Тут странный тип был прав – идти мне некуда. Я рассчитывал найти Мер и уже с ней придумать, куда бы мы могли устроиться на работу или что-то такое. Правда, почти не бывая за пределами приюта, я плохо представлял, где именно искать девушку. Может, это она послала за мной этого типа? Мысль зажглась в голове, словно свечка, осветив там все остальные.
– Вас прислала Мер? Да?
– Мер?
– Да, моя подруга, Меральда. Её выпустили четыре месяца назад, ведь ей исполнилось восемнадцать, – затараторил я, и с каждым произнесённым словом огонёк свечки в голове постепенно тускнел. Видимо, мысль оказалась неверной. Стоило мне так подумать, и незнакомец снова уставился вперёд. Мы свернули в один из переулков, и я уже точно не нашёл бы дороги назад.
– Да. Меральда попросила вытащить тебя из приюта и привести к ней. Идём, – неожиданно заявил он.
Конечно, кто же ещё? Мер никогда не бросила бы меня там, и, естественно, оказавшись на свободе, она устроилась и не забыла про меня. Улыбка не сходила с моих губ до тех пор, пока я не вспомнил, что не знаю имя человека, шедшего рядом. Окинув его более внимательным взглядом, я понял, что он весьма обеспеченный тип. Что ему может быть нужно от сирот вроде нас с Мер, раз он ей тоже помогает? Противные подозрения забрались в голову и не давали покоя. Но ведь откуда-то мужчина меня знал… Или он не уточнял послушнице Аманде, какой именно парень ему нужен? Тогда она орала бы о своём дежурстве на весь приют, и этой ночью первый этаж был бы заполнен пацанами от шестнадцати и старше. Мои соседи точно воспользовались бы таким шансом, ведь им нечасто удавалось выяснить день дежурства старушки.
– А что за работа? Я, это… всяким таким не занимаюсь, – сказал я, не зная, как обозвать тот вид деятельности, в котором не собирался участвовать.
Незнакомец тяжело вздохнул. Учитывая стоявшую на улице тишину, этот вдох показался мне таким громким, что он, казалось, мог бы разбудить жителей ближайшего дома, нависшего над узкой улицей и отбрасывающего устрашающую тень.
– Потерпи до завтра, не место и не время это обсуждать.
– Нет, я вас не знаю. А почему Мер сама не пришла? – Остановился я и уставился на продолжавшего двигаться вперёд мужчину.
– Джонатан, не хочешь, не иди, принуждать тебя я ни к чему не буду, – спокойно ответил он, даже не обернувшись на меня и не замедлив шага.

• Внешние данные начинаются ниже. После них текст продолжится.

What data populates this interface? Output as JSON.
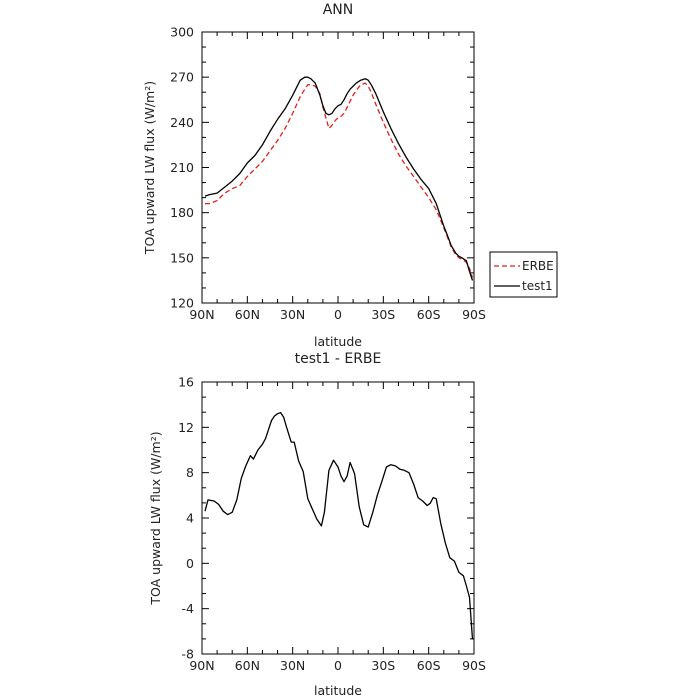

Неуверенно переминаясь с ноги на ногу, я огляделся. Стояла глубокая ночь, все заведения на первых этажах зданий закрыты, света в окнах не было. Лишь в паре из них на втором этаже за плотными занавесками виднелись отблески свечей. Незнакомец прав, идти мне некуда. Стоп. Он что, только что назвал меня по имени? Но откуда он его знает? Значит, это точно Мер послала его, ведь нигде больше мужчина не мог узнать, как меня зовут. Все в приюте постоянно называли меня просто Джон, хоть нас там и была целая куча, кого звали так же. Сорвавшись с места, я нагнал типа с белыми волосами и подстроился под его шаг. Мужчина покосился на меня и явно хотел улыбнуться, но вместо этого лишь сказал:
– Зови меня Дрейк.
Джонатан
Сталь ножа поблёскивала в лучах солнечного света, проникавшего через окно на письменный стол. Высеченные на лезвии символы красиво мерцали, переливаясь всеми цветами радуги и отбрасывая их на стену. Аккуратно протирая пыльные полки и корешки стоящих на них книг, я время от времени поглядывал на это произведение оружейного искусства, подавляя желание прикоснуться к нему. Особенно сильно хотелось подержать нож в руке и почувствовать, каково это, когда в ладони зажато столь великолепное оружие, а не то жалкое подобие, с которым приходилось иметь дело. Мне никогда не заработать на что-то подобное, да и зачем? Пускать его в ход явно не придётся. Так, припугнуть разве что. От одной мысли ударить этим ножом кого-нибудь кровь стыла в жилах. Это же надо – погружать такую замечательную сталь в человека! Ужас какой, вся красота будет испорчена.
Я с трудом дотянулся тряпкой до верхней полки книжного шкафа, оставшейся последней, и пошёл в обратном направлении, скосив взгляд на столешницу, где лежал притягательный нож. Руки так и чесались, ведь никто никогда не узнает, что его кто-то трогал, разве нет? Да и Дрейк ни за что не оставил бы его здесь просто так. Может, он, наоборот, хотел, чтобы я как следует рассмотрел именно этот нож? Оценил и захотел такой же? Ага, вот это я размечтался. С чего вдруг?
Встряхнув головой и отогнав посторонние мысли, я вернул внимание полкам и пыли на них. Ведь именно для этого хозяин заведения послал меня в свой кабинет с тряпкой, а не для того, чтобы я на его нож любовался. Надо успеть всё сделать, пока он не вернулся и не загрузил меня ещё какой грязной работой.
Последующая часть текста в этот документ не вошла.